Recita l’enciclopedia Treccani alla parola patriota: “Persona che ama la patria e mostra il suo amore lottando o combattendo per essa: i patrioti del Risorgimento; le persecuzioni dell’Austria contro i patrioti. Durante la seconda guerra mondiale, furono così chiamati i partigiani, specialmente nel primo periodo della lotta per la Resistenza”.
Ebbene, appena dopo l’elezione a presidente del Senato, l’on. Meloni si è congratulata con Ignazio La Russa, e tra l’altro lo ha appellato patriota. Una parola che nel gergo linguistico della Destra sovranista, specialmente nella declinazione più estrema, quella nazionalista, con la patria comunemente e tradizionalmente intesa ha poco o nulla a che fare.
Di grazia: quali battaglie patriottiche ha fatto il neo presidente La Russa?
Questo episodio suggerisce una osservazione: a certi livelli – per esempio quelli istituzionali, e qui stiamo parlando della seconda carica dello Stato – un certo armamentario linguistico, on. Meloni, andrebbe messo nel cantuccio dei ricordi di una militanza appassionata quanto si vuole ma sempre di parte. Per assumere un registro lessicale di sovrano distacco istituzionale.

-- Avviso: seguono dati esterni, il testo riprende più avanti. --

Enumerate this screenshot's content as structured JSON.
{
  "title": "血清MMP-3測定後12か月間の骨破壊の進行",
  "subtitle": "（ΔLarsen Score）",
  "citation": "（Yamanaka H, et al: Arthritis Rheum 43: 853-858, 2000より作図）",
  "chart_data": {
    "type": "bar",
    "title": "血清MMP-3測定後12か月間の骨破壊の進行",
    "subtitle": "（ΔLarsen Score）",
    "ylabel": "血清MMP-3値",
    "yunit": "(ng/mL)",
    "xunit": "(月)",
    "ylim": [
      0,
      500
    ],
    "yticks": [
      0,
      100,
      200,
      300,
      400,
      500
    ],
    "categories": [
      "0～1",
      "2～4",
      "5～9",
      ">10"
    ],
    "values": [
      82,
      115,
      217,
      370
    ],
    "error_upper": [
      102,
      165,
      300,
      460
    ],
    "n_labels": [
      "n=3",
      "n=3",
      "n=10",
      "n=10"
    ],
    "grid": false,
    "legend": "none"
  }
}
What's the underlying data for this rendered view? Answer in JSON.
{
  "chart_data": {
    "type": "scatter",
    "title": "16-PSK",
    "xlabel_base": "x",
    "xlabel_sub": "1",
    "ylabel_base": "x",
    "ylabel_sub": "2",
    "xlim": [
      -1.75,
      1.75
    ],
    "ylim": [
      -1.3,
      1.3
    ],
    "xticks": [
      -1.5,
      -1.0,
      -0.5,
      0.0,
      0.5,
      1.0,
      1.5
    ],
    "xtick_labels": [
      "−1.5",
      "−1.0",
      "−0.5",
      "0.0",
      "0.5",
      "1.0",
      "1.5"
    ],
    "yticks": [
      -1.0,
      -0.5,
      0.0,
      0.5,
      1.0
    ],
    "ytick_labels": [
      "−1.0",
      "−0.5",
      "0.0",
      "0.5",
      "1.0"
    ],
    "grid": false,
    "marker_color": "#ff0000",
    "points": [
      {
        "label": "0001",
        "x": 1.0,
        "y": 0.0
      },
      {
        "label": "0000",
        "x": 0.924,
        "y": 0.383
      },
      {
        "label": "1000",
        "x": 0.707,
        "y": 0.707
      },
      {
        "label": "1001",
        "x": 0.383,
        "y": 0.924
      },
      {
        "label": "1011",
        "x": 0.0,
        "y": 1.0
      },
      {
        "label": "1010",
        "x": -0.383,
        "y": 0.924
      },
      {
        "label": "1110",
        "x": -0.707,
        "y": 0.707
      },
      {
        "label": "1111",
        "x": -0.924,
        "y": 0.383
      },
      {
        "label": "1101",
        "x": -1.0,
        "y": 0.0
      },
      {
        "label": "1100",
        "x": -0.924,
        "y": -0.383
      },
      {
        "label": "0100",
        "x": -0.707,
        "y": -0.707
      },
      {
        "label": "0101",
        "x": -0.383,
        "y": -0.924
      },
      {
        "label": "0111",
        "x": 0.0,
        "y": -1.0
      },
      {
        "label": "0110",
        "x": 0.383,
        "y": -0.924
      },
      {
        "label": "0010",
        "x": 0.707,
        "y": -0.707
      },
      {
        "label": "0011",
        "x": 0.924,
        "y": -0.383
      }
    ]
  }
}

La lingua, on. Meloni, glielo diciamo per consimili occasioni future, è come la frizione delle auto: può capitare qualche volta di slittare. E quindi seguitando di questo passo, c’è sempre il rischio che, magari pensando di parlare ai militanti della Garbatella, Lei rivolgendosi a La Russa finisca per chiamarlo “camerata”.